The Deep Blue Sea.

Water Garden, a new exhibition of paintings by area artist Susan Schuler opened this past weekend (April 29, 2011) at the Malton Gallery.  Schuler has gained a reputation for her brash palette and a gestural approach to painting that echo’s what critic Clement Greenberg once referred to as “the tenth street touch”.  As a devotee of mid-century abstraction, the painter wears her influences well.  Glimpses of Hoffman, Diebenkorn, Motherwell, and in particular, de Kooning, are pervasive throughout her work, but Schuler manages to get away without ever looking too much like any one of them.

In her newest body of paintings, an exploration of the life sub-aquatic, Schuler broadens her formal vocabulary to include an emphasis on organic and biomorphic forms, creating her most individualized work to date.  Though Water Garden also finds the artist working in an elongated vertical format, Schuler’s strength is in her square canvases.  In The Everglades, the standout piece of the show, Schuler handles the notoriously challenging format with ease.  In contrast to works like The Wetlands and The Water is Life series, The Everglades presents a more restrained, but no less energetic surface. On it, her signature brushstroke is replaced by crisp shapes and patterns that rise and fall like ships on the swells.

Though Schuler is often regarded for her use of color, in Water Garden, she plays it safe.  No doubt to stress the picture’s aqueous origins, few of the works range far beyond the blue-green scale.  When she does, as in The Everglades and some of the Water Garden series (not to be confused with the title of the show) the paintings take on a precision and clarity not present in some of the looser compositions.

Finally, the extended format present in several of the pictures are problematic for Schuler. While lack of recognizable imagery and compositional hierarchy never perturb her square paintings, it’s debilitating to the vertical ones; without a horizon to guide the eye, these images squirm in all directions simultaneously, leaving the viewer without a firm visual ground to explore from.

Susan Schuler has been making her mark (no pun intended) on the greater Cincinnati art scene for the past several years.  If the works in Water Garden The Everglades in particular- are any indication, Schuler appears to be moving beyond her heroes and confidently towards an imaginative and unique visual language.

-Alan D Pocaro

Susan Schuler’s Water Garden is on view through May 28th at The Malton Gallery 3804 Edwards Road, Cincinnati, OH 45209.  513-321-8614. Tuesday-Saturday 11am-5pm.


6 Responses

  1. Saw the show on opening night and loved it. I especially liked the pieces with mixed media, which have so much texture. For those who are not familiar with Susan’s work, they should stop by the gallery for the experience of color. Even though Mr. Pocaro feels she was restrained, there is plenty of color to see in this exhibit. Imagine when she is not restrained!

  2. I flew out from California for the show and loved it. The color, texture, and shapes in Susan’s work took me into the depths of water and the heights of sky. Looking at at the eight panels I could see the movement, the push and pull of underwater life. Water Garden it truly a magical show and should not be missed.

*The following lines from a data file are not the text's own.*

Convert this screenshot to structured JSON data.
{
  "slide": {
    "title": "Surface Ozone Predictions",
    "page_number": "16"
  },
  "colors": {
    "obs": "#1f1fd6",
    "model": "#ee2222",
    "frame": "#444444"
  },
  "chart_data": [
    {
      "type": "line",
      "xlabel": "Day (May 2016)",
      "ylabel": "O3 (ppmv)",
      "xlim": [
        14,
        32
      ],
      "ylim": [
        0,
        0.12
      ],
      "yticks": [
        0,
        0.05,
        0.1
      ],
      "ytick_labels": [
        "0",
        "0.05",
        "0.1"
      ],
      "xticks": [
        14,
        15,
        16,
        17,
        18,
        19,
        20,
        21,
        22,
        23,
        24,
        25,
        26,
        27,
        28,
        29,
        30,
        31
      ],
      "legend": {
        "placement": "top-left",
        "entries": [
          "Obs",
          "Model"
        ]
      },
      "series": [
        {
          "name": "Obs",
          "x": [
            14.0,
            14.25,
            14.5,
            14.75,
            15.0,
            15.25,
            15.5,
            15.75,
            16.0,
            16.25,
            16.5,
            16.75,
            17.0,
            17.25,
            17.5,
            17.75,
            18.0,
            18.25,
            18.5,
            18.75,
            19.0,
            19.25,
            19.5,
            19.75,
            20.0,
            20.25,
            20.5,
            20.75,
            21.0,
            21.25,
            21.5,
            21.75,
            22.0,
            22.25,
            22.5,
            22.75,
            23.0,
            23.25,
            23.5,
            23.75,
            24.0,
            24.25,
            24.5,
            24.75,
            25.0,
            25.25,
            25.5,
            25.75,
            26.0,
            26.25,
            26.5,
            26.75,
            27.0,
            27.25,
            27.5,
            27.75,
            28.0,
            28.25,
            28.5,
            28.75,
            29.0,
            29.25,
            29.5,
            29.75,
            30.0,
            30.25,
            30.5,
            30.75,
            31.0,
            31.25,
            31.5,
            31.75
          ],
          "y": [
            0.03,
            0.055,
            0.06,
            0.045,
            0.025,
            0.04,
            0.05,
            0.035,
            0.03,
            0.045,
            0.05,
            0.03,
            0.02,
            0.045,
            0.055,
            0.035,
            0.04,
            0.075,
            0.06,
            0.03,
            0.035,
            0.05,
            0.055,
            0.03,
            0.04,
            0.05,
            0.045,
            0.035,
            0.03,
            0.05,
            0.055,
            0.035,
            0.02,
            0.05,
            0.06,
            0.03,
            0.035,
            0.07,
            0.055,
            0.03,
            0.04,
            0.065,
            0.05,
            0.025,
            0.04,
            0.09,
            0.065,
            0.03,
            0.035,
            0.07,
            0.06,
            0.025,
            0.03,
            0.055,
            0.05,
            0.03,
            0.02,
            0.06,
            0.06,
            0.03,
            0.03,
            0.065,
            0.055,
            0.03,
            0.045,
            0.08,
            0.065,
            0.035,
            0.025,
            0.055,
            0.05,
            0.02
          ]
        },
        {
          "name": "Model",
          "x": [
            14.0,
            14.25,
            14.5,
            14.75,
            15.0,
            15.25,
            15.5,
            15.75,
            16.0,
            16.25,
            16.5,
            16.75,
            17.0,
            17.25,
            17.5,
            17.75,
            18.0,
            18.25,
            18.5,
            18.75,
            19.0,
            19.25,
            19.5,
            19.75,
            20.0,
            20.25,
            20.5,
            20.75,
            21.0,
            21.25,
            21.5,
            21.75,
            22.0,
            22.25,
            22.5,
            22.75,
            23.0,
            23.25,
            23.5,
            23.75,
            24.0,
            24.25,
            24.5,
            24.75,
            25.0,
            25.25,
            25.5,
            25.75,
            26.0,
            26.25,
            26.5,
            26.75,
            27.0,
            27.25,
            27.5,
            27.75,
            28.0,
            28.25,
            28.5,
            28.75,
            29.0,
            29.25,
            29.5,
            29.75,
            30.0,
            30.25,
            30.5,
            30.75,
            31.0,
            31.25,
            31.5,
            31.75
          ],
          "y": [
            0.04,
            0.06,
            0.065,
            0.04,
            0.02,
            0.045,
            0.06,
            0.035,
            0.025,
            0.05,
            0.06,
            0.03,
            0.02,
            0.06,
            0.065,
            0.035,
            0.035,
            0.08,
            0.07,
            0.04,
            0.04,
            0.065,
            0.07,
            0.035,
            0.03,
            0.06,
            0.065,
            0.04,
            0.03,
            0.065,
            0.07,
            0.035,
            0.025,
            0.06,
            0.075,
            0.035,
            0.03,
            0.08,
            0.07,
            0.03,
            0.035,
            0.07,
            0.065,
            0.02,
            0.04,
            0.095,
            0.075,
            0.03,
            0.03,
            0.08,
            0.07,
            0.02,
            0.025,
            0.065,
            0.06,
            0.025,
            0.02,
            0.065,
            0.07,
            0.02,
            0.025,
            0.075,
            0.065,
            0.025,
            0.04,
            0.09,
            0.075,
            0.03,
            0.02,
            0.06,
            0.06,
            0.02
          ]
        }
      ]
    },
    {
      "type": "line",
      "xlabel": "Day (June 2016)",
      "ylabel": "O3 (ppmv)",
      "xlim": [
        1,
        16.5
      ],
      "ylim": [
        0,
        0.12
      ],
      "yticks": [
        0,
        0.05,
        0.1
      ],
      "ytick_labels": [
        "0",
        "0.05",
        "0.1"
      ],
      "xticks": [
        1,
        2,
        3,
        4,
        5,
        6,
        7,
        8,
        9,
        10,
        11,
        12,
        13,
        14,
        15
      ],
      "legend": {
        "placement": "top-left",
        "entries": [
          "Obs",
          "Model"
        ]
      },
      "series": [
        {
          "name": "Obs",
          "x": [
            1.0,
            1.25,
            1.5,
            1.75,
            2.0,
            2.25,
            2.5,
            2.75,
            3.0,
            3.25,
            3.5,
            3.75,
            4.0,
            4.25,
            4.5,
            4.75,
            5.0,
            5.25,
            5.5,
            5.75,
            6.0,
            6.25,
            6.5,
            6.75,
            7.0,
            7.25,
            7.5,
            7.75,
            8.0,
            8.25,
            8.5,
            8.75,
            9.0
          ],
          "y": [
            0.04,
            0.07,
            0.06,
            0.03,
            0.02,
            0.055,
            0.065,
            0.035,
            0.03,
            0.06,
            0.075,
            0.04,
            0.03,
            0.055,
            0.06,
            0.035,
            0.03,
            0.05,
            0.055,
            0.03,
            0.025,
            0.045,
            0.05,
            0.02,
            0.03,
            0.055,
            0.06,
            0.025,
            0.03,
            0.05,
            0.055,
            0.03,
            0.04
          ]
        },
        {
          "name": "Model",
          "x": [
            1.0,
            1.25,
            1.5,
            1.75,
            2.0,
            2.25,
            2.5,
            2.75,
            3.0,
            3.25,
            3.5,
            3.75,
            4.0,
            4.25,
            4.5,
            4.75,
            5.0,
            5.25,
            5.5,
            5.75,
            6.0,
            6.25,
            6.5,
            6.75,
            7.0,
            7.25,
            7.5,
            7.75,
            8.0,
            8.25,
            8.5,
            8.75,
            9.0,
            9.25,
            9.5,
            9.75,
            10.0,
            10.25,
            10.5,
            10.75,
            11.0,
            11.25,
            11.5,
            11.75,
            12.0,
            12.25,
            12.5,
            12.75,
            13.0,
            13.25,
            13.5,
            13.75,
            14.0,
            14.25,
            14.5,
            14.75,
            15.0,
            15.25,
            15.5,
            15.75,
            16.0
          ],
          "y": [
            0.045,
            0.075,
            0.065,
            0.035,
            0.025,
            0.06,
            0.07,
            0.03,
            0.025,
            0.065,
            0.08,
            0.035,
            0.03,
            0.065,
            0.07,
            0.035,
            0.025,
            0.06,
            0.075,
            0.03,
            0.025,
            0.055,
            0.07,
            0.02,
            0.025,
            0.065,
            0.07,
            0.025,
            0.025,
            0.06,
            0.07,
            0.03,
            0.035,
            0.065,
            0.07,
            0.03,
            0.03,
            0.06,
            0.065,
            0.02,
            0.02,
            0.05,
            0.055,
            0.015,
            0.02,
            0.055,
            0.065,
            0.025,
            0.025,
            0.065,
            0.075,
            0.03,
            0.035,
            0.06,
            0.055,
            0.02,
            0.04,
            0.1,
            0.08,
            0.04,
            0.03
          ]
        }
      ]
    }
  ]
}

  3. The opening of Water Garden was magnificent. Susan’t body of work stimulates the viewer to pause and examine her awe inspiring world of color and imagination. This show is a must see!

  4. I saw the show on opening night. Susan’s new works, while still abstract are with more definition. I love the way she continues to challenge and re-define her talents. It is a great body of works!

  5. The opening of Water Garden was fantastic. The colors and textures used by the artist grabs your attention and draws you in. It is a vibrant representation of life and should not be missed.